Opinion 

Strangers in Beijing

Luis Fernández-Galiano 
30/04/2008


The 2008 Olympic Games symbolically endorse China’s protagonism in today’s world: the planet’s largest nation flaunts its economic power and organizational skills through a sports, political and urban event that puts the ‘Middle Kingdom’ at the center of the global stage. At the same time, the colossal structures raised for the occasion – designed mainly by foreigners – turn Beijing into a rich laboratory of architectures that permit taking the temperature of a feverish discipline. Rising over a landscape of fast urban growth and vast destruction, which has led to the disappearance of the traditional city of hutongs and courthouses, the five major public works – to which we add here a private development as an example of the country’s present building boom –are emblems of China’s rise, but also serve to illustrate the current architectural debate.

The airport by Norman Foster, with its exact diagram of flows and an unexpected lightness in what is after all the largest building in the world, shows the stubborn resilience of modernity; a design approach that is also present in the National Theater by the polytechnicien and also airport architect Paul Andreu, whose pearly ellipsoid of glass and titanium over the water inevitably evokes that French geometric monumentality that leads us back to Boullée. Postmodern in their epidermic representation of random meshes are, in contrast, the two large sports venues of the Olympic Park: the great stadium by Herzog & de Meuron, turned into an instant icon of the Games – both techtonic and pyrotechnical –, through a huge skein that knits the steel to conform what has been described as an intimate and titanic nest; and the appealing swimming pools by PTW, known as the water cube because their prismatic precinct is clad in a translucent skin of soft ETFE bubbles.
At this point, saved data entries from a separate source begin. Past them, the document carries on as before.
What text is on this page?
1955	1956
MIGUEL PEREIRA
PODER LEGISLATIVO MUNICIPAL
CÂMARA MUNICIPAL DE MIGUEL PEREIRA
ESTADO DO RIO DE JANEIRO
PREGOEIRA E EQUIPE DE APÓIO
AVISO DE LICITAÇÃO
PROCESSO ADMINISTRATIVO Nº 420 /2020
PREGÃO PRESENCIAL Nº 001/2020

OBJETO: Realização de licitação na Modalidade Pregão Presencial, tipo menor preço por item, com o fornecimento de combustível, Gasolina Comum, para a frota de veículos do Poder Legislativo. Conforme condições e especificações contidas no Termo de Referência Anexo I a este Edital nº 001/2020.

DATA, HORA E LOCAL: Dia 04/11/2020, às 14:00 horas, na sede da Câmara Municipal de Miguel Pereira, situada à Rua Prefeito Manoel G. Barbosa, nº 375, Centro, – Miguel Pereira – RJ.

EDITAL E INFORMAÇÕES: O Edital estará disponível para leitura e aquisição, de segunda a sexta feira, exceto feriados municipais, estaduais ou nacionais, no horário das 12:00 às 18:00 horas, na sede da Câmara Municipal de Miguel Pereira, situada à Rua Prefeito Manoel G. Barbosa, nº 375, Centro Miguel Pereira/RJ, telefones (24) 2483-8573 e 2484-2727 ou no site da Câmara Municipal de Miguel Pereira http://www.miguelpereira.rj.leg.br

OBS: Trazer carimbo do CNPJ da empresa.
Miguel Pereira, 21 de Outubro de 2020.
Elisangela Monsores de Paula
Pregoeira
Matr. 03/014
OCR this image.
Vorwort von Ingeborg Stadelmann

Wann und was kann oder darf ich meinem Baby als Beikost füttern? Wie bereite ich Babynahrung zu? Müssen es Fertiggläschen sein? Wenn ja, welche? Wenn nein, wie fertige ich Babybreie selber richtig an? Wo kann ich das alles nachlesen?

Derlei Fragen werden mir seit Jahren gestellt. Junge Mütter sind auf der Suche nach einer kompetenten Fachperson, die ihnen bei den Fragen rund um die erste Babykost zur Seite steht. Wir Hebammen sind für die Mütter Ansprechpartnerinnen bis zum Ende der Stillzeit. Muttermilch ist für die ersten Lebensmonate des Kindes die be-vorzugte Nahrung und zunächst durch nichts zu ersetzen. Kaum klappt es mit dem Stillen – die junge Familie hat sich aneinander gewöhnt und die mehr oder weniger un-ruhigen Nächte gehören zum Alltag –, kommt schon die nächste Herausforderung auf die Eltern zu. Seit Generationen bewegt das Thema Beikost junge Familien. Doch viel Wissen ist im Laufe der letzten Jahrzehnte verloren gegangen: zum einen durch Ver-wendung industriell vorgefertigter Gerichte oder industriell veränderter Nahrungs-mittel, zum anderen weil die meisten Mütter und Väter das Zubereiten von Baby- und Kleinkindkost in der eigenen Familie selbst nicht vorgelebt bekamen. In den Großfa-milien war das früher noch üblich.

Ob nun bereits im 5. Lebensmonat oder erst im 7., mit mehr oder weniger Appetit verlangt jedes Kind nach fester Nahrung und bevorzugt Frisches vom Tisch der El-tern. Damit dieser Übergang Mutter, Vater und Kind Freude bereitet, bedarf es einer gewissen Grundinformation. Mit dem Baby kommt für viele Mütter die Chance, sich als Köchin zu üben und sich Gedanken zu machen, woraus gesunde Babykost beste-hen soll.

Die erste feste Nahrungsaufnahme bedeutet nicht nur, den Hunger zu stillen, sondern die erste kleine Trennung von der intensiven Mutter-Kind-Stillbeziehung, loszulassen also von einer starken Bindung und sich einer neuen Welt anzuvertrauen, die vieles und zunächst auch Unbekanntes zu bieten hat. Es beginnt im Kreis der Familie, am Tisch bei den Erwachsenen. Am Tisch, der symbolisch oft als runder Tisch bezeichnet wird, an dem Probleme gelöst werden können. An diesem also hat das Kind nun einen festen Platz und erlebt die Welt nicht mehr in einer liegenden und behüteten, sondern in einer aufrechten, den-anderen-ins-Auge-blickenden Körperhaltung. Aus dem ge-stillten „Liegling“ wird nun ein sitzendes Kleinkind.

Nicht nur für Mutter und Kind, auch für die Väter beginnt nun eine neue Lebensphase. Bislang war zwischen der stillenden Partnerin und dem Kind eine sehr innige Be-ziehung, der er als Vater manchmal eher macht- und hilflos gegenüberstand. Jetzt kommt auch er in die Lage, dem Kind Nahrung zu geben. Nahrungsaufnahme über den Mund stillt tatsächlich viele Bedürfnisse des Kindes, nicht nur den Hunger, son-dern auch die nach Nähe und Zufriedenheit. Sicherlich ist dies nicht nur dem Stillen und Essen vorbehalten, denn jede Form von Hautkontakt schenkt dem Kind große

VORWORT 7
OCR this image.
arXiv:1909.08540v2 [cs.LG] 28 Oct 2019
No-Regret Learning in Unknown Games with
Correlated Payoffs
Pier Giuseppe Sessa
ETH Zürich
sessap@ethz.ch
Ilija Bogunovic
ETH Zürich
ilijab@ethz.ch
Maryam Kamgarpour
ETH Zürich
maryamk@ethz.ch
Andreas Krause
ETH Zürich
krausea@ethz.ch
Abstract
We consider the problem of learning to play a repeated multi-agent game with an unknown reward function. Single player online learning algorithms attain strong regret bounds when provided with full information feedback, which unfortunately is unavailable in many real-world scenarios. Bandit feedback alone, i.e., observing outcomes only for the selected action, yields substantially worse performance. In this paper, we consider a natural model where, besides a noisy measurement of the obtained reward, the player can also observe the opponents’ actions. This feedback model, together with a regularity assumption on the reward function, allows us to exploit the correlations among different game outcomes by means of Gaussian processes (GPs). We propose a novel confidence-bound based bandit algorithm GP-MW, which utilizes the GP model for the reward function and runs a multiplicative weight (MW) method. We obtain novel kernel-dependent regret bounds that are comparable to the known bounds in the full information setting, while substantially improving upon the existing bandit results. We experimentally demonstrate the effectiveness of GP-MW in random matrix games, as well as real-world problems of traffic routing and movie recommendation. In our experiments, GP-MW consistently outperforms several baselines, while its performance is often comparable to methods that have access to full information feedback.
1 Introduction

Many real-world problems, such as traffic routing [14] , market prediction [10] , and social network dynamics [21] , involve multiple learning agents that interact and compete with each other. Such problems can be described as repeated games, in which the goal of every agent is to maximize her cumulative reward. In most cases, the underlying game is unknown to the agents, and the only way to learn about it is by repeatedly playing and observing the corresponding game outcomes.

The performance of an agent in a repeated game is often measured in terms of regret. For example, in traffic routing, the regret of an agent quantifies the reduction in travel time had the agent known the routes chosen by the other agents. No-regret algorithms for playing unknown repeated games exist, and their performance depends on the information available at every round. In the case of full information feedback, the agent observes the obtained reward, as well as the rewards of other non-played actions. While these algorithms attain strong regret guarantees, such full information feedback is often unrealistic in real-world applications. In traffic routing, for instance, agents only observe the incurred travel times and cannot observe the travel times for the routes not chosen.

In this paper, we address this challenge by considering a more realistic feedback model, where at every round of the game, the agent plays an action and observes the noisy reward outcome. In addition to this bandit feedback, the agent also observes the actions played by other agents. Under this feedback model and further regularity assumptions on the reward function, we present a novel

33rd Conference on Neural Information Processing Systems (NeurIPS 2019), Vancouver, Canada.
Midway between epithelial postmodernity and heroic modernity are the two high-rise projects, the striking logo drawn up as a folded frame by OMA to serve as headquarters of the CCTV, with its calligraphic expression of the structural stresses and its gymnastic, formal displays in a tradition that goes from the Wolkenbügel to the Max Reinhardt Haus, and through the KIO towers; and the Linked Hybrid by Steven Holl, eight intertwined towers that unite the metaphysical abstraction of a residential still life and the technical dynamism of their industrial footbridges, in the wake of those we admire in the Van Nelle or the Pompeia factories.

This foreign legion of excellence – only the Chinese Ai Weiwei appears prominently in the credits of the stadium project – has tried to interpret the needs and idiosyncracies of the country, but has also used this unique occasion to bring to China the present dilemmas of western architecture. European for the most part – British, French, Swiss, Dutch and even German if we were to include the urban axis by Albert Speer Jr. –, with the testimonial presence of an Australian and an American team, this gathering of talent significantly excludes the Asians – surely because it was out of the question to grant major commissions to the Japanese, by far the continent’s most experienced –, but still it is representative of the moment: the Olympic Beijing speaks as much about today’s China as about a global architecture hesitant between function and spectacle.